As reviewed by GottaBeMobile, the ThinkPad X1 Carbon takes all of these attributes and adds another: thin. Our review unit lasted 9 hours before needing to be charged again and it included an Intel Core i5 Processor, 4GB of RAM and 128 GB of on-board storage too.
The entry-level model costs $1,133, which definitely isn’t cheap. On the other hand, its gorgeous 14-inch display, rigid chassis, track point for those who hate touch pads and excellent keyboard make it a great machine. That it has the proportions of an ultrabook, like the Macbook Air, doesn’t hurt either.
Asus Transformer Book T100
The Asus Transformer Book T100 is the only low-end Windows 2-in-1 to make it in this list and it does so by skipping powerful processors and giving users options in other areas. To be clear, the Asus Transformer Book T100 still users an Intel Processor that should have enough muscle to handle mid-range apps, though trying to edit video on it wouldn’t necessarily be the best idea.
Each Asus Transformer Book T100 comes with an included dock that users can mate the tablet with for a notebook like experience. Entry level users get just a keyboard inside that dock. Buyers of the more expensive versions get a 500GB hard drive built into that keyboard dock.
The entry-level Asus Transformer Book T100 includes 2GB of RAM and 64GB of storage built into the tablet part of the convertible. It’s no powerhouse machine, but it’s the perfect notebook for anyone also in the market for a tablet, and it costs just $349.99.
Surface Pro 2
Microsoft’s Surface Pro 2 is a unique beast. Without its keyboard accessories, the Surface Pro looks like a tablet. There’s a kickstand on its rear for propping up the rather thick device. There’s a 10.6-inch display, and two cameras face the user and the back of the device.
Looks aside, the tablet harbors a secret. In addition to its unique full-size USB port and display port, inside is an Intel Core i5 processor that makes it just as capable as a normal laptop. Really, there are only two downsides to the experience. First, the device’s signature keyboards don’t come with it. That’s fine since users could just plug in any old keyboard or mouse combo. The second is the amount of storage space users get. $899 is reasonable for a tablet/laptop of the Surface Pro 2’s caliber but the 64GB of on-board storage isn’t, even if users can add more with a microSD card slot.
Lenovo Yoga Laptop 2
Finally, there’s the Lenovo Yoga Laptop 2. Whereas the ThinkPad X1 Carbon attacks the very high-end laptop area, the Yoga 2 Pro is aimed at those looking for a sort of compromise between a notebook and tablet.
In standard configuration the Yoga Laptop 2 looks exactly like a normal notebook.
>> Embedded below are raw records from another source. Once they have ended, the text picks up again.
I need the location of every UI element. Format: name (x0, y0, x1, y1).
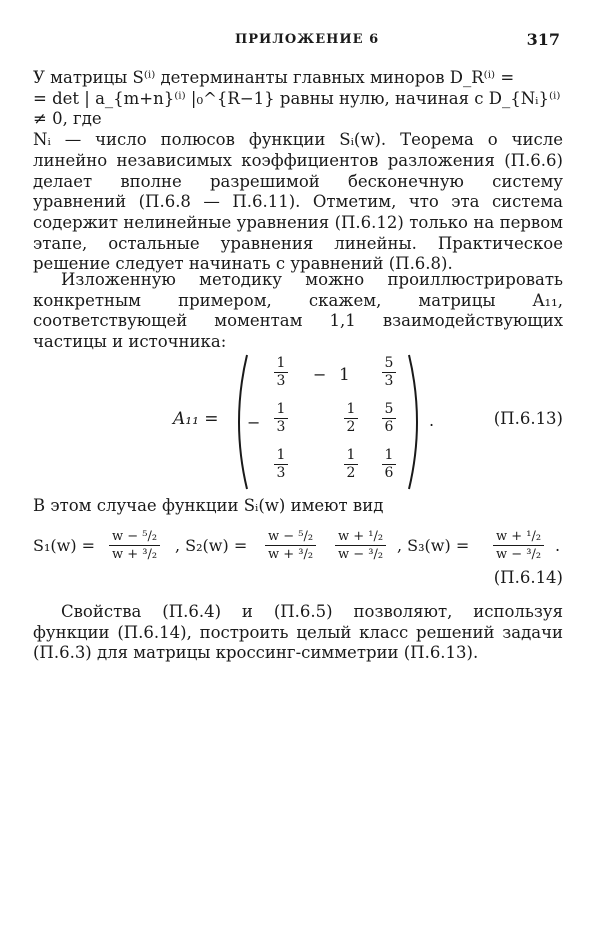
matrix-cell-3-2: $\frac{1}{2}$ (331, 447, 371, 482)
s2-fraction-a: $\frac{\text{w − ⁵/₂}}{\text{w + ³/₂}}$ (265, 528, 316, 563)
matrix-equation (33, 353, 563, 491)
matrix-cell-1-1: $\frac{1}{3}$ (261, 355, 301, 390)
s3-fraction: $\frac{\text{w + ¹/₂}}{\text{w − ³/₂}}$ (493, 528, 544, 563)
para3-text: В этом случае функции Sᵢ(w) имеют вид (33, 496, 384, 515)
matrix-tail: . (429, 411, 435, 430)
para2-text: Изложенную методику можно проиллюстрировать конкретным примером, скажем, матрицы A₁₁, соответствующей моментам 1,1 взаимодействующих частицы и источника: (33, 270, 563, 352)
paragraph-3 (33, 496, 563, 517)
matrix-cell-3-1: $\frac{1}{3}$ (261, 447, 301, 482)
s1-label: S₁(w) = (33, 536, 96, 555)
matrix-cell-2-3: $\frac{5}{6}$ (369, 401, 409, 436)
matrix-lhs: A₁₁ = (173, 409, 219, 429)
s1-fraction: $\frac{\text{w − ⁵/₂}}{\text{w + ³/₂}}$ (109, 528, 160, 563)
paragraph-4 (33, 602, 563, 664)
s2-fraction-b: $\frac{\text{w + ¹/₂}}{\text{w − ³/₂}}$ (335, 528, 386, 563)
matrix-cell-1-2-sign: − (313, 365, 327, 384)
matrix-cell-3-3: $\frac{1}{6}$ (369, 447, 409, 482)
para4-text: Свойства (П.6.4) и (П.6.5) позволяют, используя функции (П.6.14), построить целый класс решений задачи (П.6.3) для матрицы кроссинг-симметрии (П.6.13). (33, 602, 563, 663)
functions-formula (33, 528, 563, 587)
functions-tail: . (555, 536, 561, 555)
paragraph-1 (33, 68, 563, 275)
right-parenthesis (405, 353, 427, 491)
s2-label: , S₂(w) = (175, 536, 248, 555)
paragraph-2 (33, 270, 563, 353)
matrix-cell-2-2: $\frac{1}{2}$ (331, 401, 371, 436)
matrix-cell-1-2: 1 (339, 365, 350, 385)
matrix-cell-1-3: $\frac{5}{3}$ (369, 355, 409, 390)
running-title: ПРИЛОЖЕНИЕ 6 (235, 32, 380, 47)
s3-label: , S₃(w) = (397, 536, 470, 555)
matrix-cell-2-1: $\frac{1}{3}$ (261, 401, 301, 436)
para1-line-2: = det | a_{m+n}⁽ⁱ⁾ |₀^{R−1} равны нулю, начиная с D_{Nᵢ}⁽ⁱ⁾ ≠ 0, где (33, 88, 561, 129)
para1-line-1: У матрицы S⁽ⁱ⁾ детерминанты главных миноров D_R⁽ⁱ⁾ = (33, 68, 515, 87)
para1-body: Nᵢ — число полюсов функции Sᵢ(w). Теорема о числе линейно независимых коэффициентов разложения (П.6.6) делает вполне разрешимой бесконечную систему уравнений (П.6.8 — П.6.11). Отметим, что эта система содержит нелинейные уравнения (П.6.12) только на первом этапе, остальные уравнения линейны. Практическое решение следует начинать с уравнений (П.6.8). (33, 130, 563, 274)
equation-number-614: (П.6.14) (493, 568, 563, 587)
equation-number-613: (П.6.13) (493, 409, 563, 428)
matrix-cell-2-1-sign: − (247, 413, 261, 432)
page-number: 317 (526, 30, 560, 49)
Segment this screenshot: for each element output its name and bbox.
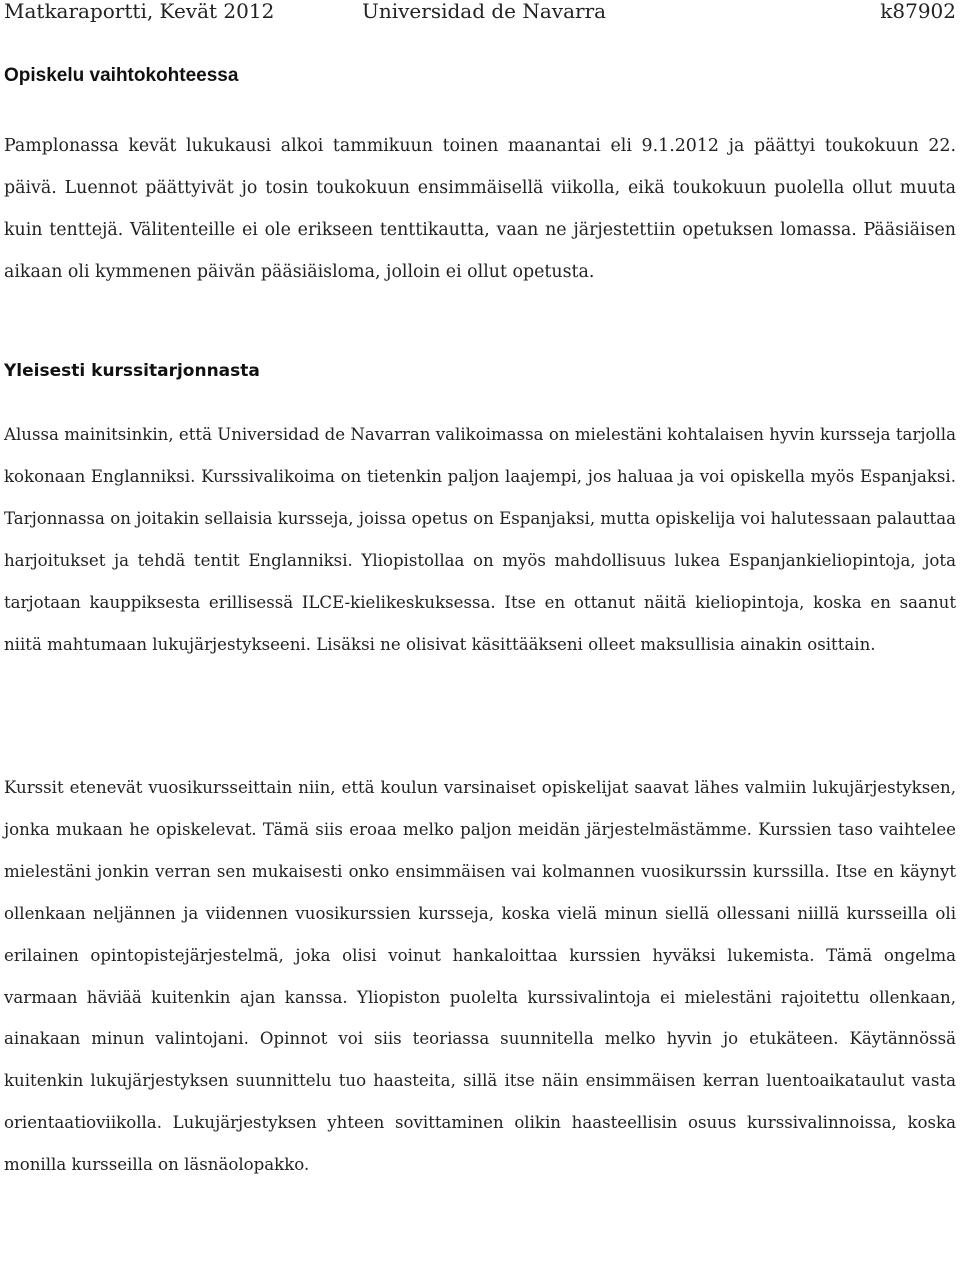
section-heading-study: Opiskelu vaihtokohteessa	[4, 65, 239, 86]
header-report-title: Matkaraportti, Kevät 2012	[4, 0, 275, 23]
paragraph-study: Pamplonassa kevät lukukausi alkoi tammikuun toinen maanantai eli 9.1.2012 ja päättyi toukokuun 22. päivä. Luennot päättyivät jo tosin toukokuun ensimmäisellä viikolla, eikä toukokuun puolella ollut muuta kuin tenttejä. Välitenteille ei ole erikseen tenttikautta, vaan ne järjestettiin opetuksen lomassa. Pääsiäisen aikaan oli kymmenen päivän pääsiäisloma, jolloin ei ollut opetusta.	[4, 136, 956, 282]
section-heading-courses: Yleisesti kurssitarjonnasta	[4, 361, 260, 381]
paragraph-courses-1: Alussa mainitsinkin, että Universidad de Navarran valikoimassa on mielestäni kohtalaisen hyvin kursseja tarjolla kokonaan Englanniksi. Kurssivalikoima on tietenkin paljon laajempi, jos haluaa ja voi opiskella myös Espanjaksi. Tarjonnassa on joitakin sellaisia kursseja, joissa opetus on Espanjaksi, mutta opiskelija voi halutessaan palauttaa harjoitukset ja tehdä tentit Englanniksi. Yliopistollaa on myös mahdollisuus lukea Espanjankieliopintoja, jota tarjotaan kauppiksesta erillisessä ILCE-kielikeskuksessa. Itse en ottanut näitä kieliopintoja, koska en saanut niitä mahtumaan lukujärjestykseeni. Lisäksi ne olisivat käsittääkseni olleet maksullisia ainakin osittain.	[4, 425, 956, 654]
header-university: Universidad de Navarra	[362, 0, 607, 23]
header-student-id: k87902	[880, 0, 956, 23]
page-header	[4, 0, 956, 26]
paragraph-courses-2: Kurssit etenevät vuosikursseittain niin, että koulun varsinaiset opiskelijat saavat lähes valmiin lukujärjestyksen, jonka mukaan he opiskelevat. Tämä siis eroaa melko paljon meidän järjestelmästämme. Kurssien taso vaihtelee mielestäni jonkin verran sen mukaisesti onko ensimmäisen vai kolmannen vuosikurssin kurssilla. Itse en käynyt ollenkaan neljännen ja viidennen vuosikurssien kursseja, koska vielä minun siellä ollessani niillä kursseilla oli erilainen opintopistejärjestelmä, joka olisi voinut hankaloittaa kurssien hyväksi lukemista. Tämä ongelma varmaan häviää kuitenkin ajan kanssa. Yliopiston puolelta kurssivalintoja ei mielestäni rajoitettu ollenkaan, ainakaan minun valintojani. Opinnot voi siis teoriassa suunnitella melko hyvin jo etukäteen. Käytännössä kuitenkin lukujärjestyksen suunnittelu tuo haasteita, sillä itse näin ensimmäisen kerran luentoaikataulut vasta orientaatioviikolla. Lukujärjestyksen yhteen sovittaminen olikin haasteellisin osuus kurssivalinnoissa, koska monilla kursseilla on läsnäolopakko.	[4, 778, 956, 1175]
The Yoga Laptop 2 doesn’t use any of those tricks that other laptops do. Instead, it includes suicide hinges that allow the screen to be folded onto its chassis and used as a tablet.
An 11-inch display, 500 GB of storage space and a low-end Intel Processor all come standard in the Yoga Laptop 2. As such, it’s not a very high-end device – users won’t be editing video on this device either. Still, for those looking to get the best of both worlds, there’s nothing better than having a laptop that can be a tablet when the need arises. The Lenovo Yoga 2 starts at $549.
Regardless of whether you choose to purchase one of these machines or something else, just remember to check out the details and look for the best notebook or 2-in-1 form factor that fits your needs.